4: Twitter Poetry

For my genre profile project, I decided to focus on the contemporary craze of Twitter poetry. Twitter poetry is a subgenre of digital poetry (much like what Molly Aiudi talks about in her post about hypertext poetry) as well as a subgenre of a rising form of writing known as Twitterature. Twitter poetry focuses on the brevity of the moment due to being restricted to a character limit and, by being published on social media, is able to be embraced by a larger audience.

The most interesting thing that I found so far in regards to Twitter poetry is the character limit; whether the posts were from when Twitter had a 140-character limit or if they are currently being written with the 280-character limit in mind, each of the poems (and poetry accounts) that I’ve looked at use the limit to their advantage. Being forced to write under a constraint like this forces the poet to remove common, filler language.

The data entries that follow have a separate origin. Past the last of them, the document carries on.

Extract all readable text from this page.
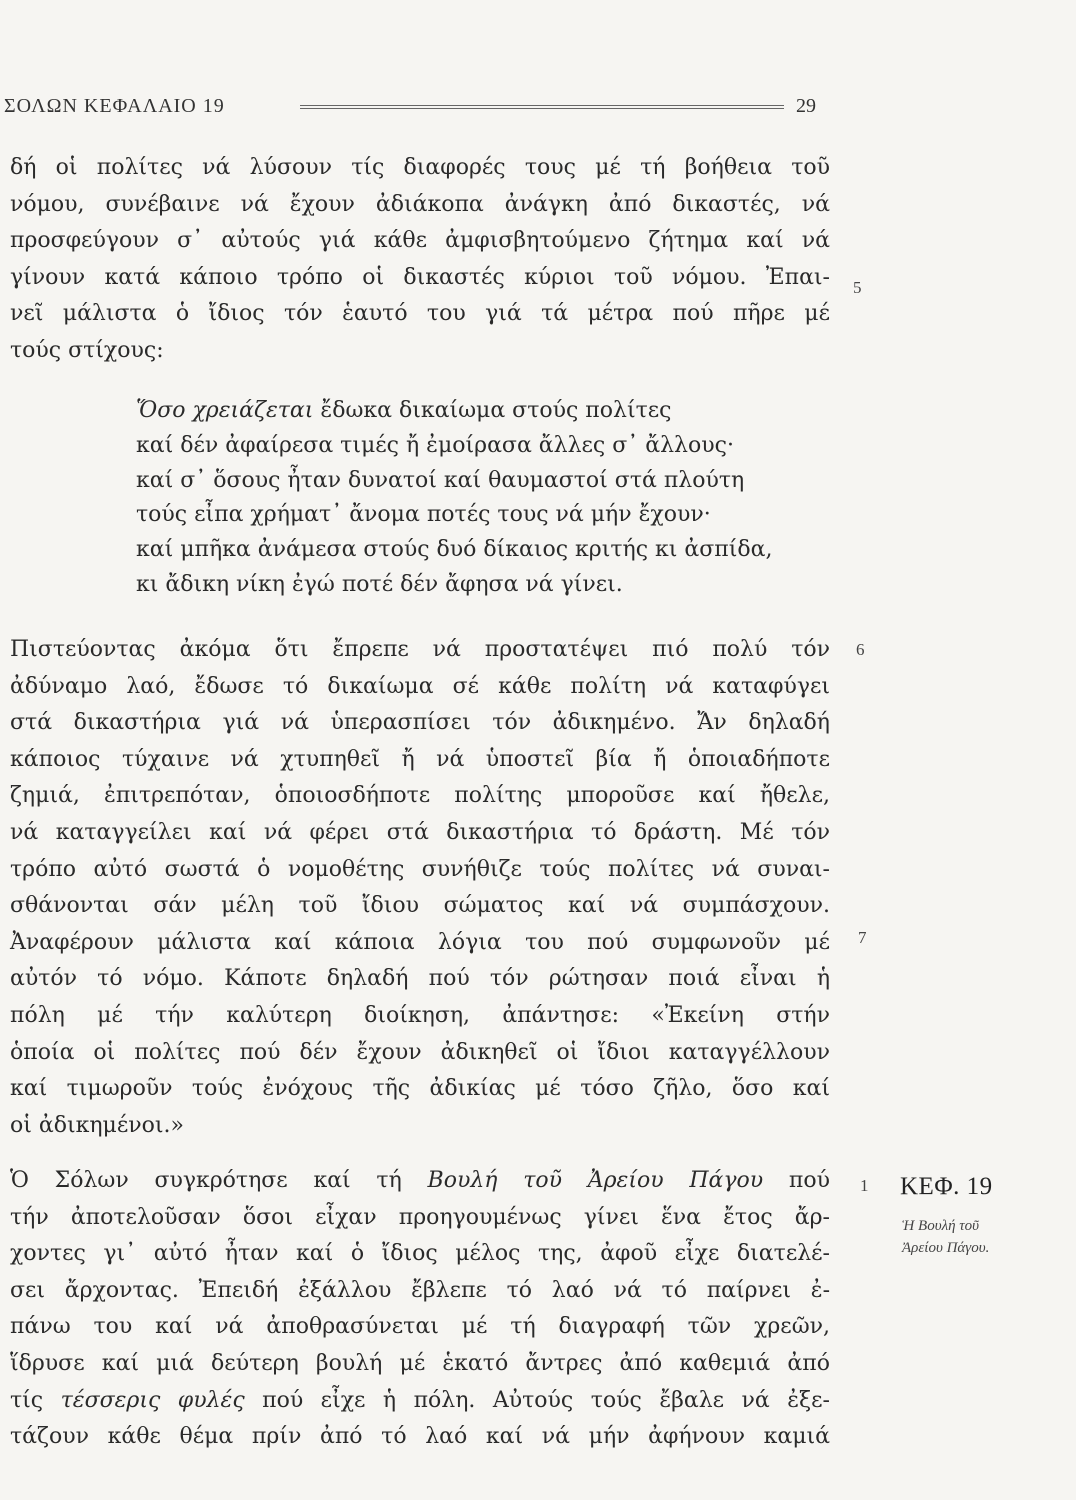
ΣΟΛΩΝ ΚΕΦΑΛΑΙΟ 19	29
δή οἱ πολίτες νά λύσουν τίς διαφορές τους μέ τή βοήθεια τοῦ
νόμου, συνέβαινε νά ἔχουν ἀδιάκοπα ἀνάγκη ἀπό δικαστές, νά
προσφεύγουν σ᾽ αὐτούς γιά κάθε ἀμφισβητούμενο ζήτημα καί νά
γίνουν κατά κάποιο τρόπο οἱ δικαστές κύριοι τοῦ νόμου. Ἐπαι-
νεῖ μάλιστα ὁ ἴδιος τόν ἑαυτό του γιά τά μέτρα πού πῆρε μέ
τούς στίχους:
Ὅσο χρειάζεται ἔδωκα δικαίωμα στούς πολίτες
καί δέν ἀφαίρεσα τιμές ἤ ἐμοίρασα ἄλλες σ᾽ ἄλλους·
καί σ᾽ ὅσους ἦταν δυνατοί καί θαυμαστοί στά πλούτη
τούς εἶπα χρήματ᾽ ἄνομα ποτές τους νά μήν ἔχουν·
καί μπῆκα ἀνάμεσα στούς δυό δίκαιος κριτής κι ἀσπίδα,
κι ἄδικη νίκη ἐγώ ποτέ δέν ἄφησα νά γίνει.
Πιστεύοντας ἀκόμα ὅτι ἔπρεπε νά προστατέψει πιό πολύ τόν
ἀδύναμο λαό, ἔδωσε τό δικαίωμα σέ κάθε πολίτη νά καταφύγει
στά δικαστήρια γιά νά ὑπερασπίσει τόν ἀδικημένο. Ἄν δηλαδή
κάποιος τύχαινε νά χτυπηθεῖ ἤ νά ὑποστεῖ βία ἤ ὁποιαδήποτε
ζημιά, ἐπιτρεπόταν, ὁποιοσδήποτε πολίτης μποροῦσε καί ἤθελε,
νά καταγγείλει καί νά φέρει στά δικαστήρια τό δράστη. Μέ τόν
τρόπο αὐτό σωστά ὁ νομοθέτης συνήθιζε τούς πολίτες νά συναι-
σθάνονται σάν μέλη τοῦ ἴδιου σώματος καί νά συμπάσχουν.
Ἀναφέρουν μάλιστα καί κάποια λόγια του πού συμφωνοῦν μέ
αὐτόν τό νόμο. Κάποτε δηλαδή πού τόν ρώτησαν ποιά εἶναι ἡ
πόλη μέ τήν καλύτερη διοίκηση, ἀπάντησε: «Ἐκείνη στήν
ὁποία οἱ πολίτες πού δέν ἔχουν ἀδικηθεῖ οἱ ἴδιοι καταγγέλλουν
καί τιμωροῦν τούς ἐνόχους τῆς ἀδικίας μέ τόσο ζῆλο, ὅσο καί
οἱ ἀδικημένοι.»
Ὁ Σόλων συγκρότησε καί τή Βουλή τοῦ Ἀρείου Πάγου πού
τήν ἀποτελοῦσαν ὅσοι εἶχαν προηγουμένως γίνει ἕνα ἔτος ἄρ-
χοντες γι᾽ αὐτό ἦταν καί ὁ ἴδιος μέλος της, ἀφοῦ εἶχε διατελέ-
σει ἄρχοντας. Ἐπειδή ἐξάλλου ἔβλεπε τό λαό νά τό παίρνει ἐ-
πάνω του καί νά ἀποθρασύνεται μέ τή διαγραφή τῶν χρεῶν,
ἵδρυσε καί μιά δεύτερη βουλή μέ ἑκατό ἄντρες ἀπό καθεμιά ἀπό
τίς τέσσερις φυλές πού εἶχε ἡ πόλη. Αὐτούς τούς ἔβαλε νά ἐξε-
τάζουν κάθε θέμα πρίν ἀπό τό λαό καί νά μήν ἀφήνουν καμιά
5
6
7
1 ΚΕΦ. 19
Ἡ Βουλή τοῦ
Ἀρείου Πάγου.
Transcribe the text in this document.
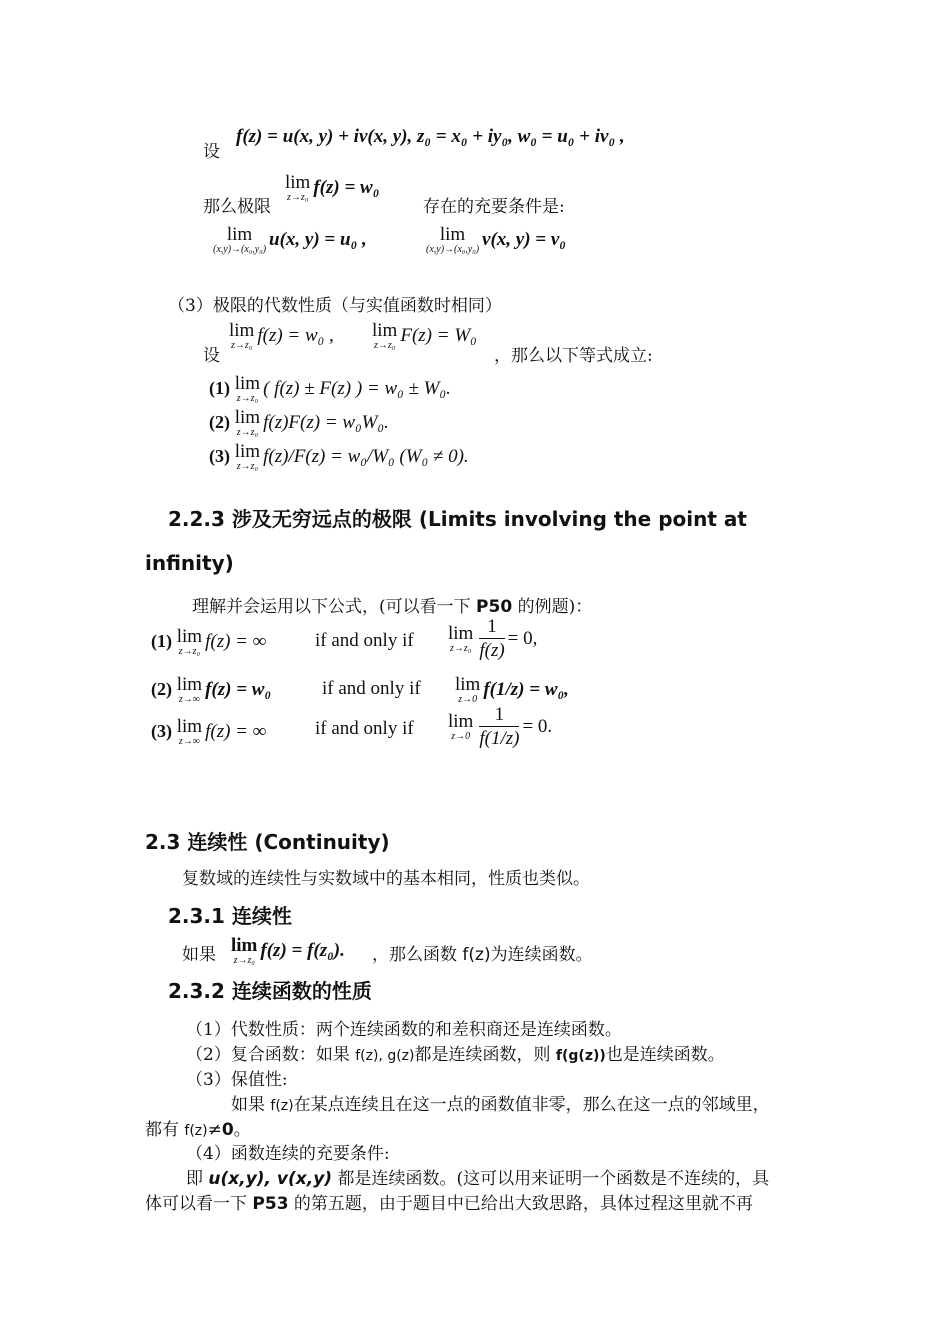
设
f(z) = u(x, y) + iv(x, y), z₀ = x₀ + iy₀, w₀ = u₀ + iv₀ ,
那么极限
lim
z→z₀ f(z) = w₀
存在的充要条件是:
lim
(x,y)→(x₀,y₀) u(x, y) = u₀ ,	lim
(x,y)→(x₀,y₀) v(x, y) = v₀
（3）极限的代数性质（与实值函数时相同）
设
lim
z→z₀ f(z) = w₀ , lim
z→z₀ F(z) = W₀
，那么以下等式成立:
(1) lim
z→z₀ ( f(z) ± F(z) ) = w₀ ± W₀.
(2) lim
z→z₀ f(z)F(z) = w₀W₀.
(3) lim
z→z₀ f(z)/F(z) = w₀/W₀ (W₀ ≠ 0).
2.2.3 涉及无穷远点的极限 (Limits involving the point at
infinity)
理解并会运用以下公式，(可以看一下 P50 的例题)：
(1) lim
z→z₀ f(z) = ∞	if and only if lim
$z\to z_0 \frac{1}{f(z)} = 0$,
(2) lim
z→∞ f(z) = w₀	if and only if lim
z→0 f(1/z) = w₀,
(3) lim
z→∞ f(z) = ∞	if and only if lim
$z\to 0 \frac{1}{f(1/z)} = 0$.
2.3 连续性 (Continuity)
复数域的连续性与实数域中的基本相同，性质也类似。
2.3.1 连续性
如果 lim
z→z₀ f(z) = f(z₀). ，那么函数 f(z)为连续函数。
2.3.2 连续函数的性质
（1）代数性质：两个连续函数的和差积商还是连续函数。
（2）复合函数：如果 f(z), g(z)都是连续函数，则 f(g(z))也是连续函数。
（3）保值性:
如果 f(z)在某点连续且在这一点的函数值非零，那么在这一点的邻域里，
都有 f(z)≠0。
（4）函数连续的充要条件:
即 u(x,y), v(x,y) 都是连续函数。(这可以用来证明一个函数是不连续的，具
体可以看一下 P53 的第五题，由于题目中已给出大致思路，具体过程这里就不再
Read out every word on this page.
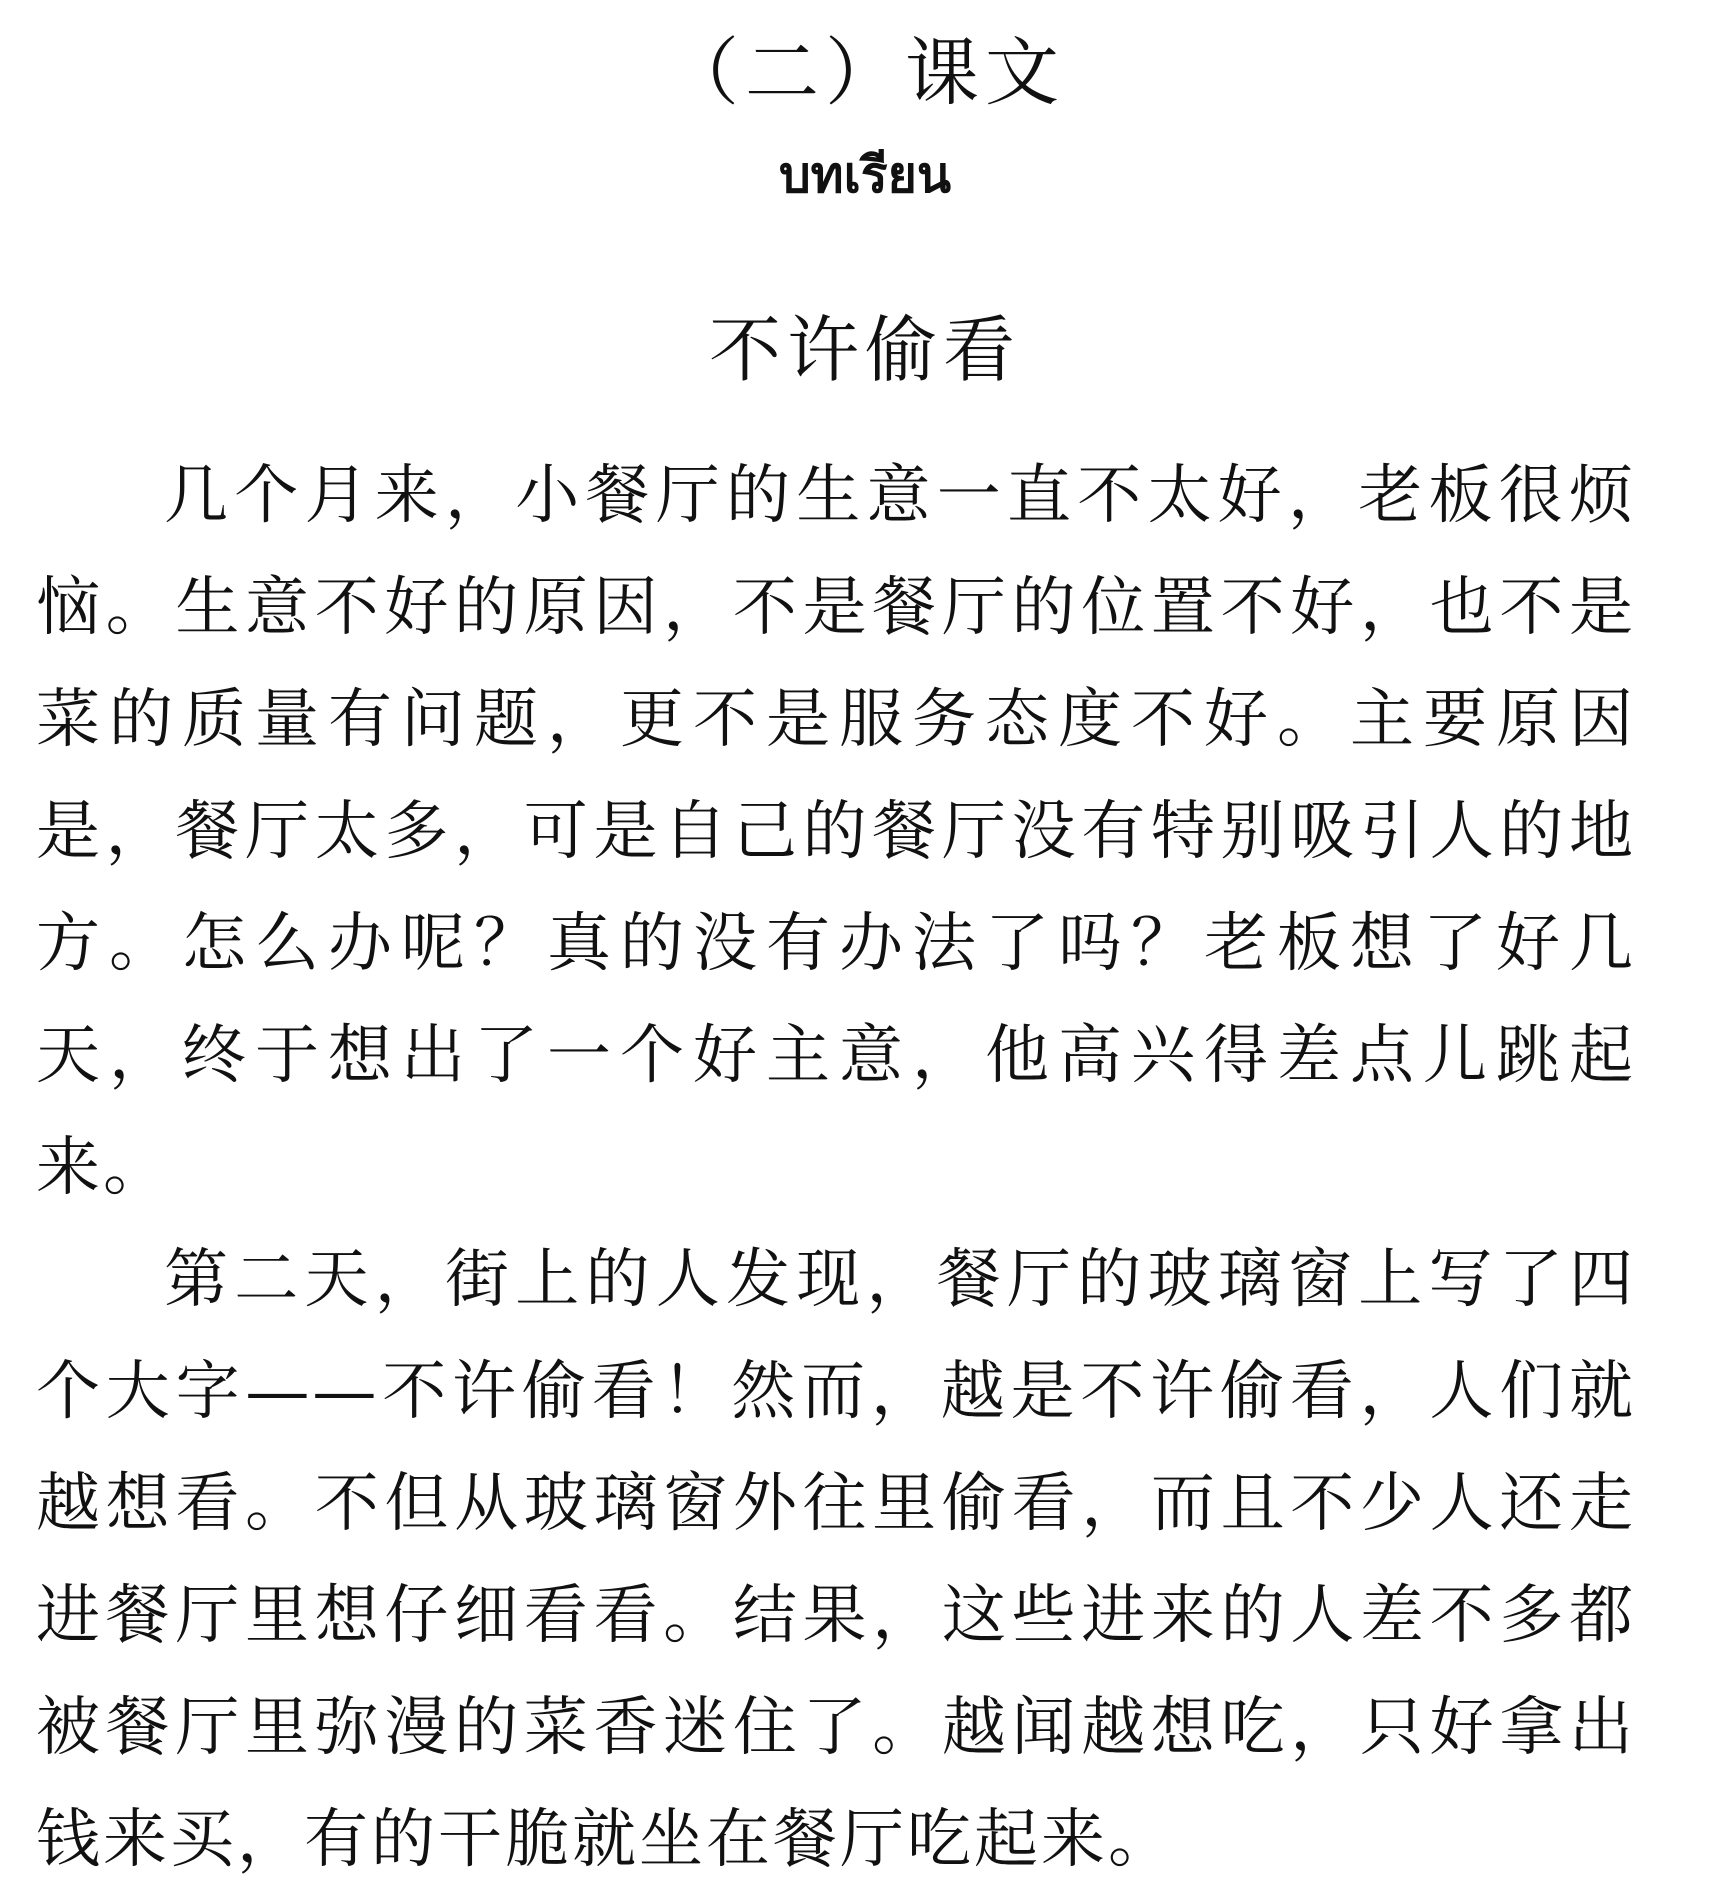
（二）课文
บทเรียน
不许偷看

几个月来，小餐厅的生意一直不太好，老板很烦恼。生意不好的原因，不是餐厅的位置不好，也不是菜的质量有问题，更不是服务态度不好。主要原因是，餐厅太多，可是自己的餐厅没有特别吸引人的地方。怎么办呢？真的没有办法了吗？老板想了好几天，终于想出了一个好主意，他高兴得差点儿跳起来。

第二天，街上的人发现，餐厅的玻璃窗上写了四个大字——不许偷看！然而，越是不许偷看，人们就越想看。不但从玻璃窗外往里偷看，而且不少人还走进餐厅里想仔细看看。结果，这些进来的人差不多都被餐厅里弥漫的菜香迷住了。越闻越想吃，只好拿出钱来买，有的干脆就坐在餐厅吃起来。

Another thing that I found interesting in regard to the form of Twitter poetry is the ‘audience’. In Among the Audience, Andrea Lunsford and Lisa Ede mention that even before social media sites like Twitter “scholars in the field of rhetoric and writing argues that the term ‘audience’ may have outlived its usefulness” (5). Later on in the article, however, they mention how that’s actually quite the opposite and that the term audience is actually shifting. Some users of Twitter have actually decided that the platform is the perfect place to flex their creative muscles and that there are numerous contests from literary magazines and publishers (27-28).

As for challenges with this genre, there’s only been one I’ve noticed. Since Twitter poetry is a rather new form of poetry, there are not many sources dedicated to content and formal characteristics. It’s a very freeform genre that’s content is dictated by the account posting it (there are accounts that post for literary journals, famous poets like @EE_Cummings, and users that post their own, original work). As for the formal characteristics, the only one I could find is the character limit mentioned above. Twitter poets, however, do borrow from other forms, writing in haikus and sonnets as well.

I’m currently a part of an independent writing group with Dr. Karla Kelsey focused on further developing our use of language and composition of poetry in order to write towards an end goal (either having poems to send out to literary magazines or to submit to graduate programs). In previous poetry classes, we’ve looked at the formal characteristics and content of traditional  forms (like the sonnet and haiku). After doing this genre profile, however, it would be an interesting writing exercise to write a poem under the 280-character limit and see how it affects my word choice and language.

Word Count: 465

Works Cited

Lunsford, Andrea A., Ede, Lisa. “Among the Audience”: On Audience in an Age of New Literacies. n.d.